The lead-up to the unanticipated rematch between Shane Mosley and Ricardo Mayorga has been nothing short of a sideshow, the first being why the fight was put on in the first place. In an interview with ESPN in July, Mosley had this to say:
“Mayorga was talking [trash] and I ran into him in Vegas. Things escalated and, boom, rematch…He’s been mouthing off on Twitter for months now. He needs to be shut up. If there’s anybody that needs his [behind] kicked, it’s him. … I’m going to give him a beating for his Tweeting.”
Maybe it’s all an appeal to the social media generation and I’m just way out of the loop, but this is the first time I’ve known Twitter to have ignited a match up. But sure, whatever to get the fight going, I guess.
The performances that followed, however, would be no better. In the initial press conference between the two, Mosley smacked a cigarette out of Mayorga’s mouth that caused scuffles from both entourages, but overall, the entire conflict appeared as a contrived attempt to drum up interest in the fight. Then came the infamous butt slap of Mosley’s girlfriend, which an investigation later revealed to be completely staged. This kind of made you shake your head at the levels at which boxing promotion had fallen. If fans were hoping the action of the actual fight would redeem all the pre-fight misfires, they would be sorely disappointed.
Weigh-ins saw Mosley tip the scales at 159.4 lbs and Mayorga at a 165.4, which turned the bout into an odd hybrid middle/super-middle weight fight that was originally planned for the super-welterweight division. Without any major belts or ranking on the line, the weights mattered about as much as the bout itself did. To Mosley’s credit, despite the extra weight, he came into the ring looking relatively in shape and performed accordingly. Mayorga, who earned the opportunity more for his mouth than any boxing ability, came in pudgy and uninspired.
The keys to the night were Mosley’s overhand right and left hook.
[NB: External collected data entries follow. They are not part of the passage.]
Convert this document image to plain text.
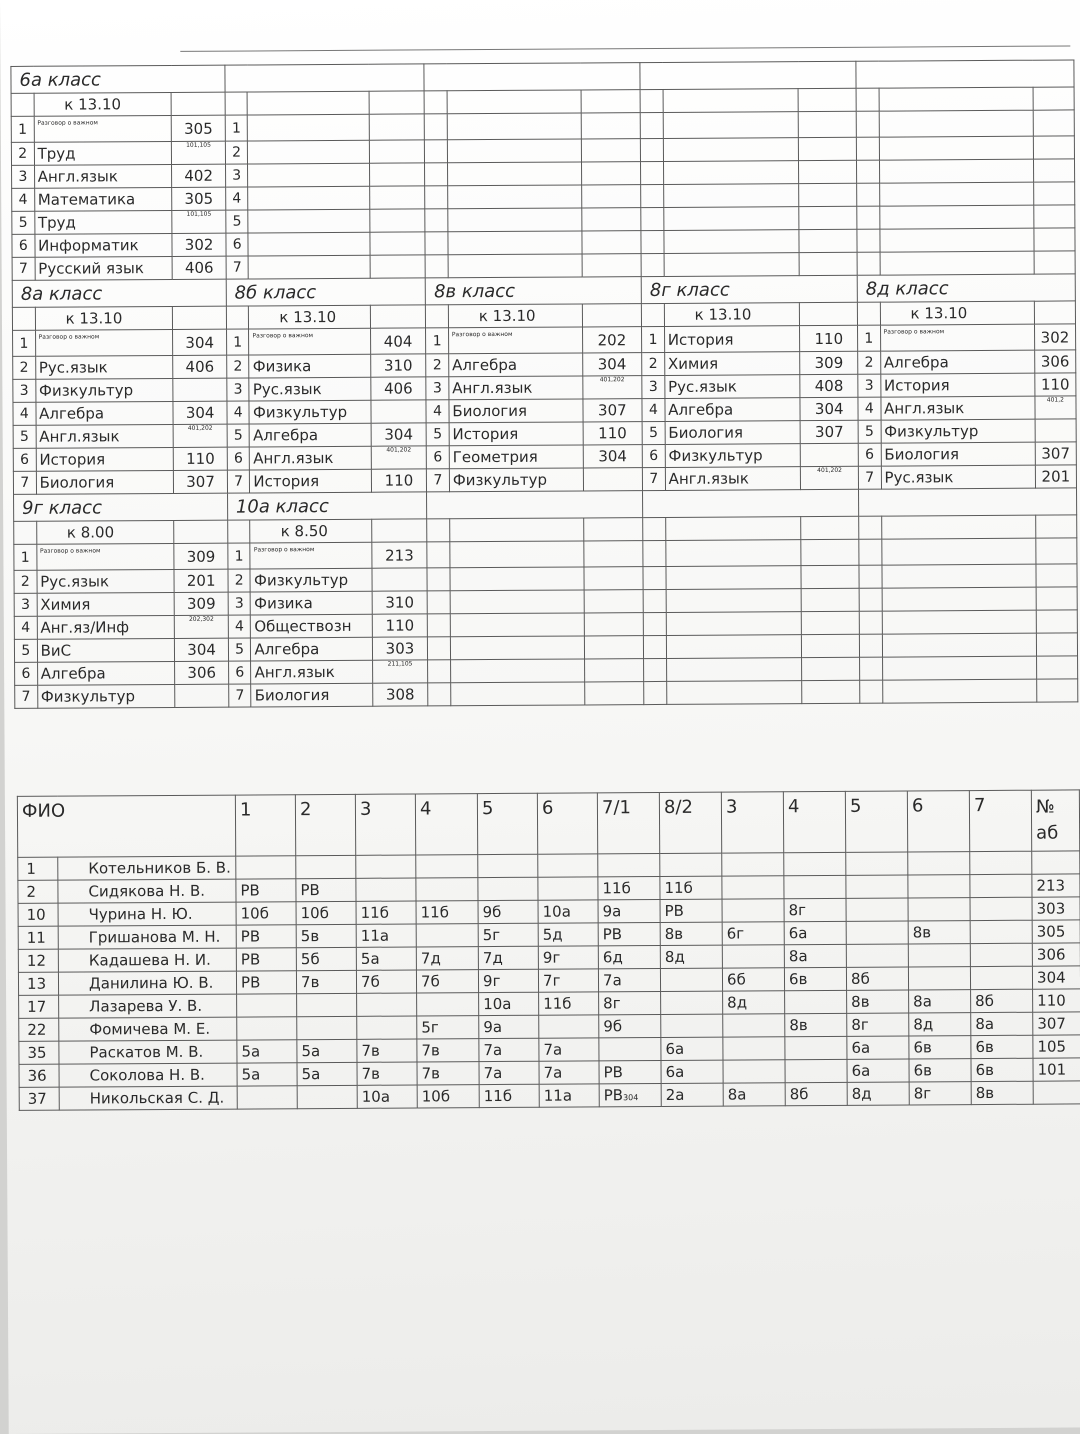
6а класс														
	к 13.10													
1	Разговор о важном	305	1											
2	Труд	101,105	2											
3	Англ.язык	402	3											
4	Математика	305	4											
5	Труд	101,105	5											
6	Информатик	302	6											
7	Русский язык	406	7											
8а класс			8б класс			8в класс			8г класс			8д класс		
	к 13.10			к 13.10			к 13.10			к 13.10			к 13.10	
1	Разговор о важном	304	1	Разговор о важном	404	1	Разговор о важном	202	1	История	110	1	Разговор о важном	302
2	Рус.язык	406	2	Физика	310	2	Алгебра	304	2	Химия	309	2	Алгебра	306
3	Физкультур		3	Рус.язык	406	3	Англ.язык	401,202	3	Рус.язык	408	3	История	110
4	Алгебра	304	4	Физкультур		4	Биология	307	4	Алгебра	304	4	Англ.язык	401,2
5	Англ.язык	401,202	5	Алгебра	304	5	История	110	5	Биология	307	5	Физкультур	
6	История	110	6	Англ.язык	401,202	6	Геометрия	304	6	Физкультур		6	Биология	307
7	Биология	307	7	История	110	7	Физкультур		7	Англ.язык	401,202	7	Рус.язык	201
9г класс			10а класс											
	к 8.00			к 8.50										
1	Разговор о важном	309	1	Разговор о важном	213									
2	Рус.язык	201	2	Физкультур										
3	Химия	309	3	Физика	310									
4	Анг.яз/Инф	202,302	4	Обществозн	110									
5	ВиС	304	5	Алгебра	303									
6	Алгебра	306	6	Англ.язык	211,105									
7	Физкультур		7	Биология	308									
ФИО		1	2	3	4	5	6	7/1	8/2	3	4	5	6	7	№
аб

1	Котельников Б. В.														
2	Сидякова Н. В.	РВ	РВ					11б	11б						213
10	Чурина Н. Ю.	10б	10б	11б	11б	9б	10а	9а	РВ		8г				303
11	Гришанова М. Н.	РВ	5в	11а		5г	5д	РВ	8в	6г	6а		8в		305
12	Кадашева Н. И.	РВ	5б	5а	7д	7д	9г	6д	8д		8а				306
13	Данилина Ю. В.	РВ	7в	7б	7б	9г	7г	7а		6б	6в	8б			304
17	Лазарева У. В.					10а	11б	8г		8д		8в	8а	8б	110
22	Фомичева М. Е.				5г	9а		9б			8в	8г	8д	8а	307
35	Раскатов М. В.	5а	5а	7в	7в	7а	7а		6а			6а	6в	6в	105
36	Соколова Н. В.	5а	5а	7в	7в	7а	7а	РВ	6а			6а	6в	6в	101
37	Никольская С. Д.			10а	10б	11б	11а	РВ304	2а	8а	8б	8д	8г	8в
He landed the first all night to set up the second, and a left hook to the body was what put the Nicaraguan down and out at 2:59 of the 6th round, about half the time it took to close the show in their first meeting. From an objective boxing standpoint, Mosley looked decent, moving well and landing accurately, though it was also against an out-of-shape, over-the-hill, 41-year-old fighter.
And Mayorga has never been a skilled boxer to begin with. He’s always had poor form, even poorer footwork, but his youth and wide-swinging power hooks saved him in his prime. On Saturday night, age and weight revealed those defects even further, and his saving graces would never show up. The only thing that did show up was Mayorga’s bravado, which peaked in the last minute of the third round where the Nicaraguan invited Mosley land a couple of hard rights to his face, shook his head, and grabbed his crouch in response. That, sadly, was probably the highlight of the night.
It wasn’t a horrible fight, but it wasn’t a good one either, and it definitely wasn’t worth the $49.95 PPV tag it carried. But I get it. Mosley is trying to launch his own promotional company, and boxing shows are expensive to put on; the revenue has to come from somewhere. But Mayorga? He shouldn’t have been anywhere near a boxing ring on Saturday night, let alone fighting in one.
There came a point in the fight where the taunts stopped and Mayorga just took the shots and nodded, almost as if to convince himself that he still carried a semblance of what he once had. It was kind of sad, actually. At the end of the fifth round, cameras panned over to Mayorga’s wife, distraught and crying at the sight of her husband being beaten while holding one of their ten children in her arms.
After the fight, Mayorga announced on his Twitter that he’ll have one more farewell fight in Nicaragua, and then that will be the end of the “El Matador”. If you care about the sport and its fighters, then this is a good thing. Also on his feed, Mayorga wrote this:
“We fight for feed our familia. We try hard but it’s not enough. Boxeo is all we know how to feed familia.”
It shouldn’t be this way. If there’s anything to take away from Saturday night, it’s that fighters like Mayorga still having to rely on his body for a paycheck is a sad reality of boxing. Perhaps a retirement plan needs to be implemented into boxing, or at least some sort of counsel on personal finances for the fighters. Something should be done, so that fighters won’t have to subject themselves, or the public, to a debacle like the one that took place on Saturday night.